Les candidats passent leur grand oral devant les infirmières

Le 10 mars, un collectif d’associations invitait les candidats à la présidentielle à parler santé en général, et soins infirmiers en particulier. Les représentants des candidats se rejoignent sur des points cruciaux comme la reconnaissance et l'élargissement des compétences infirmières, l’octroi de plus de moyens à la Santé.

Ils ont été cinq à répondre à l’appel. Pas en personne, non. Mais Nicolas Dupont-Aignan, Valérie Pécresse, Marine Le Pen, Nathalie Arthaud et Emmanuel Macron ont chacun envoyé un représentant pour répondre aux questions d’un collectif d’associations infirmières (Anfiide, l’ANPDE, la Fnesi, le Cefiec, l’Unaibode et le Snibo*) sur leur programme pour la santé et pour la profession. Gratifiés d’un temps de parole de 45 minutes chacun, et interviewés par les représentants des associations organisatrices, ils ont ainsi eu l’occasion de promettre à leurs hôtes des recrutements, des responsabilités nouvelles ou encore des revalorisations salariales. Les échanges ont été diffusés en direct pendant la journée du 10 mars. En voici une synthèse.

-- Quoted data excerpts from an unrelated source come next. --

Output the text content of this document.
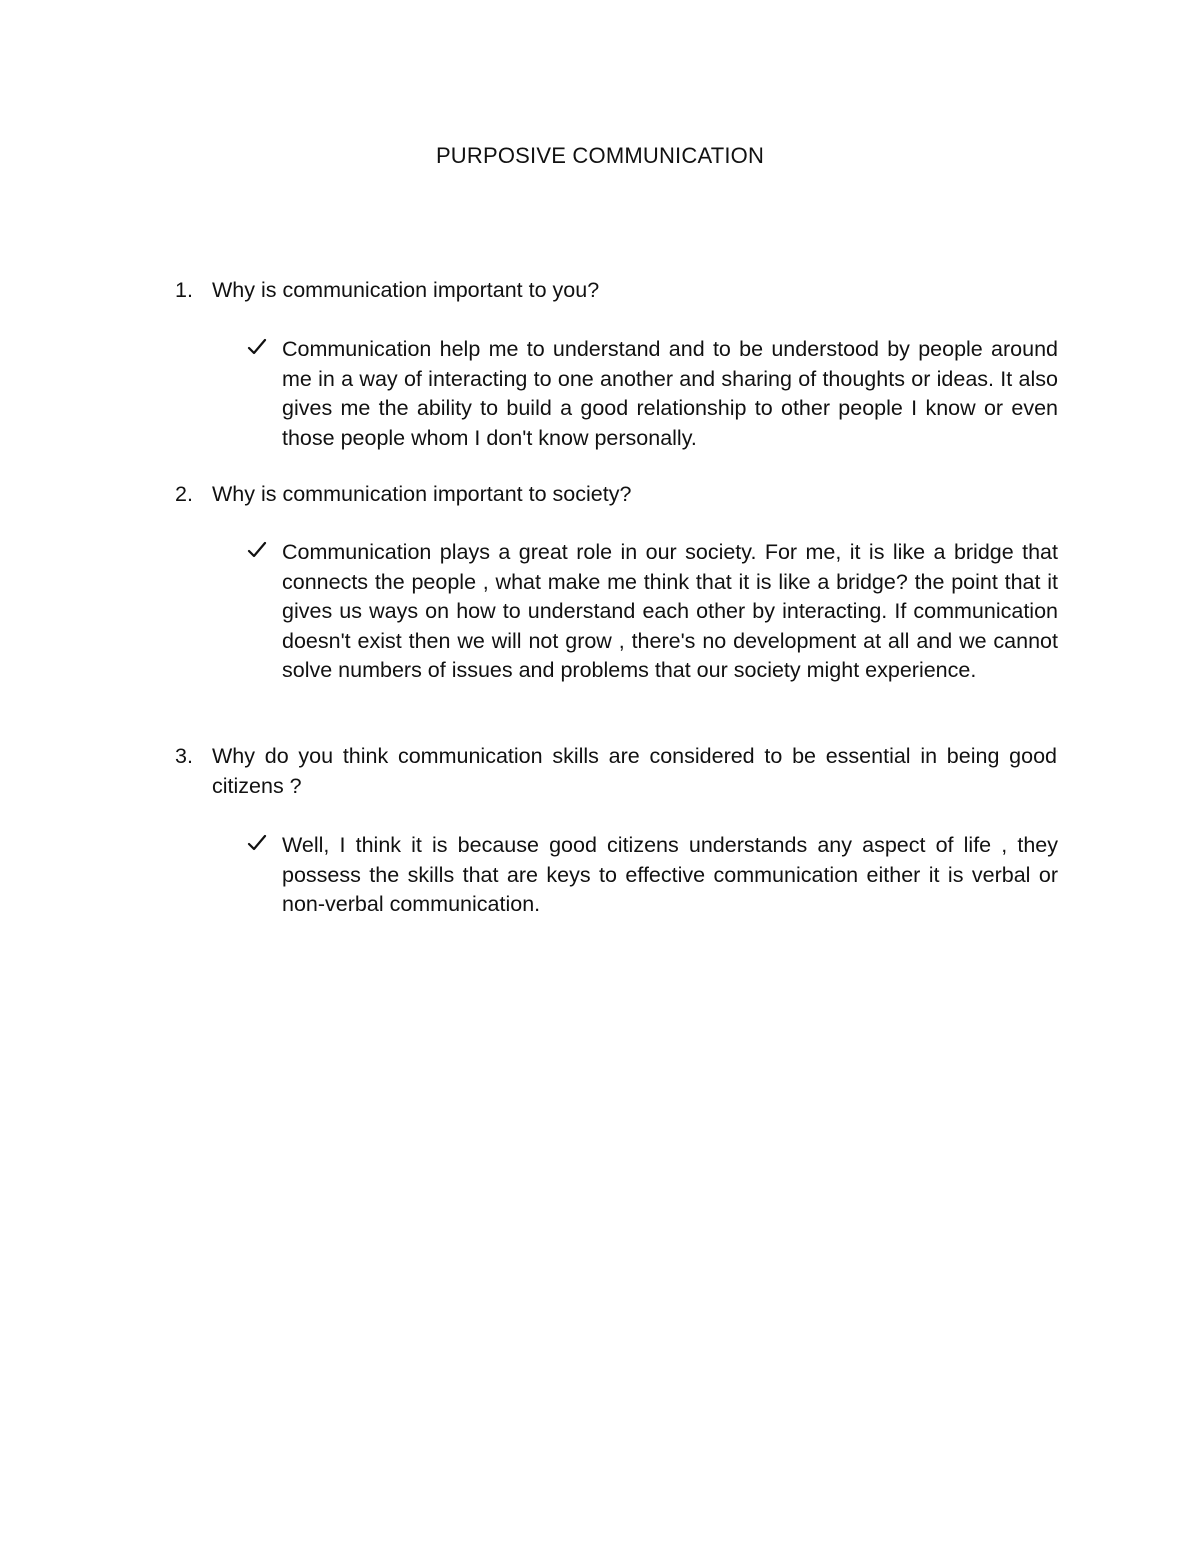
PURPOSIVE COMMUNICATION
1. Why is communication important to you?
Communication help me to understand and to be understood by people around me in a way of interacting to one another and sharing of thoughts or ideas. It also gives me the ability to build a good relationship to other people I know or even those people whom I don't know personally.
2. Why is communication important to society?
Communication plays a great role in our society. For me, it is like a bridge that connects the people , what make me think that it is like a bridge? the point that it gives us ways on how to understand each other by interacting. If communication doesn't exist then we will not grow , there's no development at all and we cannot solve numbers of issues and problems that our society might experience.
3. Why do you think communication skills are considered to be essential in being good citizens ?
Well, I think it is because good citizens understands any aspect of life , they possess the skills that are keys to effective communication either it is verbal or non-verbal communication.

-> ALEXIS VILLEPELET, pour NICOLAS DUPONT-AIGNAN  (DEBOUT LA FRANCE) – Un grand plan d’investissement pour l’hôpital public

Le premier à intervenir lors de cette journée était Alexis Villepelet, relais santé de Nicolas Dupont-Aignan. Le représentant du candidat souverainiste a martelé sa volonté de préserver la Sécurité sociale, « ciment de la nation française », alors que ces dernières années ont, selon lui, « mis à terre » le système de santé français en raison d’une « politique aveugle de réduction des coûts ». « Nous ne voulons pas remplacer la carte Vitale par la carte de crédit », a-t-il notamment lancé.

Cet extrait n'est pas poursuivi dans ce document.